Flowers for Algernon, 1958
I knew what was coming. It was only a matter of time. Despite brief bursts of optimism, there was nothing to look forward to save hopelessness. Somewhere around page 220, my vision began to blur. Having reached page 238 I was sobbing desperately.
Flowers for Algernon has left me raw; nerves exposed to the harsh elements. It’s the heightened awareness that makes Algernon such a thrilling story to read. Even the sense of despair bears a bitter-sweet quality that I cannot really explain.
One of my greatest fears has always been the fear of losing my mind. I have never had nor will I ever have the mental prowess of Charlie Gordon, but I cherish my mind and my judgment, as flawed as they are, beyond everything else. The idea of losing that freaks me out. Not the idea of being without it, but the idea of that interim period of knowing you cannot understand or think the way you used to – that limbo in which you remember what you were and could do, but cannot reproduce it.
I did not weep for Charlie.

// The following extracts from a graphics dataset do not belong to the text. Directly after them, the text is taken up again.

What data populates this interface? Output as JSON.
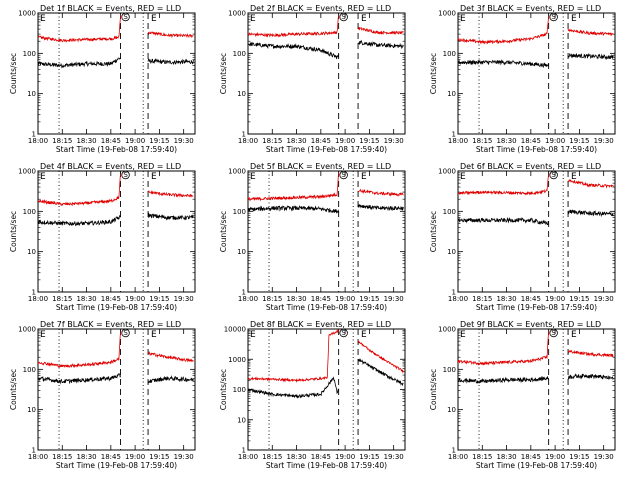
{
  "figure": {
    "background": "#ffffff",
    "colors": {
      "events": "#000000",
      "lld": "#e00000",
      "axes": "#000000"
    }
  },
  "panel_text": {
    "xlabel": "Start Time (19-Feb-08 17:59:40)",
    "ylabel": "Counts/sec",
    "xticks": [
      "18:00",
      "18:15",
      "18:30",
      "18:45",
      "19:00",
      "19:15",
      "19:30"
    ],
    "yticks_small": [
      "1",
      "10",
      "100",
      "1000"
    ],
    "yticks_large": [
      "1",
      "10",
      "100",
      "1000",
      "10000"
    ],
    "markers": {
      "left": "E",
      "circle": "S",
      "right": "E"
    }
  },
  "chart_data": [
    {
      "type": "line",
      "title": "Det 1f BLACK = Events, RED = LLD",
      "xlabel": "Start Time (19-Feb-08 17:59:40)",
      "ylabel": "Counts/sec",
      "yscale": "log",
      "ylim": [
        1,
        1000
      ],
      "xlim": [
        "18:00",
        "19:37"
      ],
      "x_ticks": [
        "18:00",
        "18:15",
        "18:30",
        "18:45",
        "19:00",
        "19:15",
        "19:30"
      ],
      "vlines": [
        {
          "x": "18:13",
          "style": "dotted"
        },
        {
          "x": "18:51",
          "style": "dashed"
        },
        {
          "x": "19:05",
          "style": "dotted"
        },
        {
          "x": "19:08",
          "style": "dashed"
        }
      ],
      "gaps": [
        [
          "18:51",
          "19:08"
        ]
      ],
      "series": [
        {
          "x": [
            "18:00",
            "18:15",
            "18:30",
            "18:45",
            "18:50",
            "19:08",
            "19:20",
            "19:36"
          ],
          "values": [
            55,
            50,
            55,
            55,
            75,
            65,
            60,
            62
          ]
        },
        {
          "x": [
            "18:00",
            "18:15",
            "18:30",
            "18:45",
            "18:50",
            "18:51",
            "19:05",
            "19:08",
            "19:20",
            "19:36"
          ],
          "values": [
            250,
            210,
            220,
            230,
            250,
            900,
            950,
            330,
            280,
            270
          ]
        }
      ]
    },
    {
      "type": "line",
      "title": "Det 2f BLACK = Events, RED = LLD",
      "xlabel": "Start Time (19-Feb-08 17:59:40)",
      "ylabel": "Counts/sec",
      "yscale": "log",
      "ylim": [
        1,
        1000
      ],
      "xlim": [
        "18:00",
        "19:37"
      ],
      "x_ticks": [
        "18:00",
        "18:15",
        "18:30",
        "18:45",
        "19:00",
        "19:15",
        "19:30"
      ],
      "vlines": [
        {
          "x": "18:56",
          "style": "dashed"
        },
        {
          "x": "19:08",
          "style": "dashed"
        }
      ],
      "gaps": [
        [
          "18:56",
          "19:08"
        ]
      ],
      "series": [
        {
          "x": [
            "18:00",
            "18:15",
            "18:30",
            "18:45",
            "18:55",
            "19:08",
            "19:20",
            "19:36"
          ],
          "values": [
            170,
            150,
            150,
            120,
            80,
            190,
            160,
            150
          ]
        },
        {
          "x": [
            "18:00",
            "18:15",
            "18:30",
            "18:45",
            "18:55",
            "18:56",
            "19:05",
            "19:08",
            "19:20",
            "19:36"
          ],
          "values": [
            300,
            280,
            300,
            310,
            330,
            900,
            950,
            420,
            330,
            320
          ]
        }
      ]
    },
    {
      "type": "line",
      "title": "Det 3f BLACK = Events, RED = LLD",
      "xlabel": "Start Time (19-Feb-08 17:59:40)",
      "ylabel": "Counts/sec",
      "yscale": "log",
      "ylim": [
        1,
        1000
      ],
      "xlim": [
        "18:00",
        "19:37"
      ],
      "x_ticks": [
        "18:00",
        "18:15",
        "18:30",
        "18:45",
        "19:00",
        "19:15",
        "19:30"
      ],
      "vlines": [
        {
          "x": "18:13",
          "style": "dotted"
        },
        {
          "x": "18:56",
          "style": "dashed"
        },
        {
          "x": "19:05",
          "style": "dotted"
        },
        {
          "x": "19:08",
          "style": "dashed"
        }
      ],
      "gaps": [
        [
          "18:56",
          "19:08"
        ]
      ],
      "series": [
        {
          "x": [
            "18:00",
            "18:15",
            "18:30",
            "18:45",
            "18:55",
            "19:08",
            "19:20",
            "19:36"
          ],
          "values": [
            60,
            60,
            60,
            55,
            50,
            90,
            85,
            80
          ]
        },
        {
          "x": [
            "18:00",
            "18:15",
            "18:30",
            "18:45",
            "18:55",
            "18:56",
            "19:05",
            "19:08",
            "19:20",
            "19:36"
          ],
          "values": [
            220,
            190,
            200,
            230,
            300,
            900,
            950,
            380,
            320,
            300
          ]
        }
      ]
    },
    {
      "type": "line",
      "title": "Det 4f BLACK = Events, RED = LLD",
      "xlabel": "Start Time (19-Feb-08 17:59:40)",
      "ylabel": "Counts/sec",
      "yscale": "log",
      "ylim": [
        1,
        1000
      ],
      "xlim": [
        "18:00",
        "19:37"
      ],
      "x_ticks": [
        "18:00",
        "18:15",
        "18:30",
        "18:45",
        "19:00",
        "19:15",
        "19:30"
      ],
      "vlines": [
        {
          "x": "18:13",
          "style": "dotted"
        },
        {
          "x": "18:51",
          "style": "dashed"
        },
        {
          "x": "19:05",
          "style": "dotted"
        },
        {
          "x": "19:08",
          "style": "dashed"
        }
      ],
      "gaps": [
        [
          "18:51",
          "19:08"
        ]
      ],
      "series": [
        {
          "x": [
            "18:00",
            "18:15",
            "18:30",
            "18:45",
            "18:50",
            "19:08",
            "19:20",
            "19:36"
          ],
          "values": [
            55,
            50,
            50,
            55,
            70,
            80,
            70,
            70
          ]
        },
        {
          "x": [
            "18:00",
            "18:15",
            "18:30",
            "18:45",
            "18:50",
            "18:51",
            "19:05",
            "19:08",
            "19:20",
            "19:36"
          ],
          "values": [
            180,
            150,
            160,
            180,
            220,
            900,
            950,
            300,
            260,
            240
          ]
        }
      ]
    },
    {
      "type": "line",
      "title": "Det 5f BLACK = Events, RED = LLD",
      "xlabel": "Start Time (19-Feb-08 17:59:40)",
      "ylabel": "Counts/sec",
      "yscale": "log",
      "ylim": [
        1,
        1000
      ],
      "xlim": [
        "18:00",
        "19:37"
      ],
      "x_ticks": [
        "18:00",
        "18:15",
        "18:30",
        "18:45",
        "19:00",
        "19:15",
        "19:30"
      ],
      "vlines": [
        {
          "x": "18:13",
          "style": "dotted"
        },
        {
          "x": "18:56",
          "style": "dashed"
        },
        {
          "x": "19:05",
          "style": "dotted"
        },
        {
          "x": "19:08",
          "style": "dashed"
        }
      ],
      "gaps": [
        [
          "18:56",
          "19:08"
        ]
      ],
      "series": [
        {
          "x": [
            "18:00",
            "18:15",
            "18:30",
            "18:45",
            "18:55",
            "19:08",
            "19:20",
            "19:36"
          ],
          "values": [
            110,
            120,
            120,
            115,
            100,
            140,
            120,
            120
          ]
        },
        {
          "x": [
            "18:00",
            "18:15",
            "18:30",
            "18:45",
            "18:55",
            "18:56",
            "19:05",
            "19:08",
            "19:20",
            "19:36"
          ],
          "values": [
            200,
            210,
            220,
            230,
            260,
            900,
            950,
            330,
            280,
            260
          ]
        }
      ]
    },
    {
      "type": "line",
      "title": "Det 6f BLACK = Events, RED = LLD",
      "xlabel": "Start Time (19-Feb-08 17:59:40)",
      "ylabel": "Counts/sec",
      "yscale": "log",
      "ylim": [
        1,
        1000
      ],
      "xlim": [
        "18:00",
        "19:37"
      ],
      "x_ticks": [
        "18:00",
        "18:15",
        "18:30",
        "18:45",
        "19:00",
        "19:15",
        "19:30"
      ],
      "vlines": [
        {
          "x": "18:56",
          "style": "dashed"
        },
        {
          "x": "19:05",
          "style": "dotted"
        },
        {
          "x": "19:08",
          "style": "dashed"
        }
      ],
      "gaps": [
        [
          "18:56",
          "19:08"
        ]
      ],
      "series": [
        {
          "x": [
            "18:00",
            "18:15",
            "18:30",
            "18:45",
            "18:55",
            "19:08",
            "19:20",
            "19:36"
          ],
          "values": [
            60,
            60,
            60,
            60,
            50,
            100,
            90,
            85
          ]
        },
        {
          "x": [
            "18:00",
            "18:15",
            "18:30",
            "18:45",
            "18:55",
            "18:56",
            "19:05",
            "19:08",
            "19:20",
            "19:36"
          ],
          "values": [
            280,
            300,
            290,
            280,
            320,
            900,
            950,
            600,
            450,
            420
          ]
        }
      ]
    },
    {
      "type": "line",
      "title": "Det 7f BLACK = Events, RED = LLD",
      "xlabel": "Start Time (19-Feb-08 17:59:40)",
      "ylabel": "Counts/sec",
      "yscale": "log",
      "ylim": [
        1,
        1000
      ],
      "xlim": [
        "18:00",
        "19:37"
      ],
      "x_ticks": [
        "18:00",
        "18:15",
        "18:30",
        "18:45",
        "19:00",
        "19:15",
        "19:30"
      ],
      "vlines": [
        {
          "x": "18:13",
          "style": "dotted"
        },
        {
          "x": "18:51",
          "style": "dashed"
        },
        {
          "x": "19:05",
          "style": "dotted"
        },
        {
          "x": "19:08",
          "style": "dashed"
        }
      ],
      "gaps": [
        [
          "18:51",
          "19:08"
        ]
      ],
      "series": [
        {
          "x": [
            "18:00",
            "18:15",
            "18:30",
            "18:45",
            "18:50",
            "19:08",
            "19:20",
            "19:36"
          ],
          "values": [
            60,
            50,
            55,
            60,
            70,
            50,
            60,
            55
          ]
        },
        {
          "x": [
            "18:00",
            "18:15",
            "18:30",
            "18:45",
            "18:50",
            "18:51",
            "19:05",
            "19:08",
            "19:20",
            "19:36"
          ],
          "values": [
            150,
            120,
            130,
            150,
            180,
            900,
            950,
            250,
            200,
            160
          ]
        }
      ]
    },
    {
      "type": "line",
      "title": "Det 8f BLACK = Events, RED = LLD",
      "xlabel": "Start Time (19-Feb-08 17:59:40)",
      "ylabel": "Counts/sec",
      "yscale": "log",
      "ylim": [
        1,
        10000
      ],
      "xlim": [
        "18:00",
        "19:37"
      ],
      "x_ticks": [
        "18:00",
        "18:15",
        "18:30",
        "18:45",
        "19:00",
        "19:15",
        "19:30"
      ],
      "vlines": [
        {
          "x": "18:13",
          "style": "dotted"
        },
        {
          "x": "18:56",
          "style": "dashed"
        },
        {
          "x": "19:05",
          "style": "dotted"
        },
        {
          "x": "19:08",
          "style": "dashed"
        }
      ],
      "gaps": [
        [
          "18:56",
          "19:08"
        ]
      ],
      "series": [
        {
          "x": [
            "18:00",
            "18:15",
            "18:30",
            "18:45",
            "18:53",
            "18:55",
            "19:08",
            "19:15",
            "19:25",
            "19:36"
          ],
          "values": [
            100,
            70,
            60,
            70,
            250,
            80,
            1000,
            600,
            300,
            150
          ]
        },
        {
          "x": [
            "18:00",
            "18:15",
            "18:30",
            "18:45",
            "18:49",
            "18:50",
            "18:56",
            "19:05",
            "19:08",
            "19:15",
            "19:25",
            "19:36"
          ],
          "values": [
            230,
            220,
            200,
            230,
            250,
            6000,
            9000,
            9500,
            4000,
            2000,
            900,
            400
          ]
        }
      ]
    },
    {
      "type": "line",
      "title": "Det 9f BLACK = Events, RED = LLD",
      "xlabel": "Start Time (19-Feb-08 17:59:40)",
      "ylabel": "Counts/sec",
      "yscale": "log",
      "ylim": [
        1,
        1000
      ],
      "xlim": [
        "18:00",
        "19:37"
      ],
      "x_ticks": [
        "18:00",
        "18:15",
        "18:30",
        "18:45",
        "19:00",
        "19:15",
        "19:30"
      ],
      "vlines": [
        {
          "x": "18:13",
          "style": "dotted"
        },
        {
          "x": "18:56",
          "style": "dashed"
        },
        {
          "x": "19:05",
          "style": "dotted"
        },
        {
          "x": "19:08",
          "style": "dashed"
        }
      ],
      "gaps": [
        [
          "18:56",
          "19:08"
        ]
      ],
      "series": [
        {
          "x": [
            "18:00",
            "18:15",
            "18:30",
            "18:45",
            "18:55",
            "19:08",
            "19:20",
            "19:36"
          ],
          "values": [
            55,
            50,
            55,
            55,
            60,
            65,
            70,
            60
          ]
        },
        {
          "x": [
            "18:00",
            "18:15",
            "18:30",
            "18:45",
            "18:55",
            "18:56",
            "19:05",
            "19:08",
            "19:20",
            "19:36"
          ],
          "values": [
            160,
            140,
            150,
            160,
            200,
            900,
            950,
            280,
            240,
            220
          ]
        }
      ]
    }
  ]
}
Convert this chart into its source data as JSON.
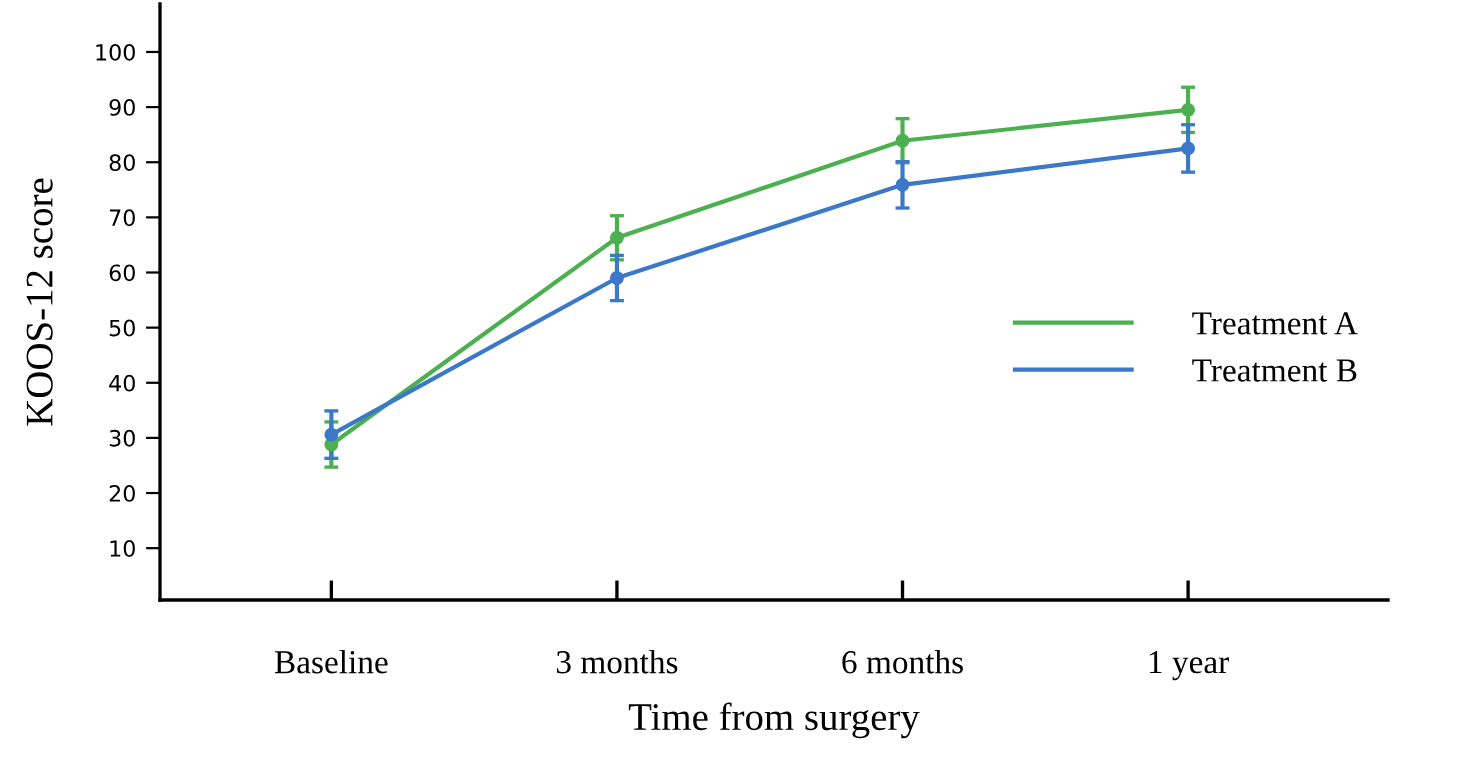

I wept for myself, I wept because of the eventuality of decay.
All the faults I have found in Algernon disappeared on those last pages where it is impossible not to see a glimmer of your own future. Keyes finishes the story right at the point when it hurts the most.
It’s a strange sensation to pick up a book you read and enjoyed just a few months ago and discover you don’t remember it. I recall how wonderful I thought Milton was. When I picked up Paradise Lost I could only remember it was about Adam and Eve and the Tree of knowledge, but I couldn’t make sense of it.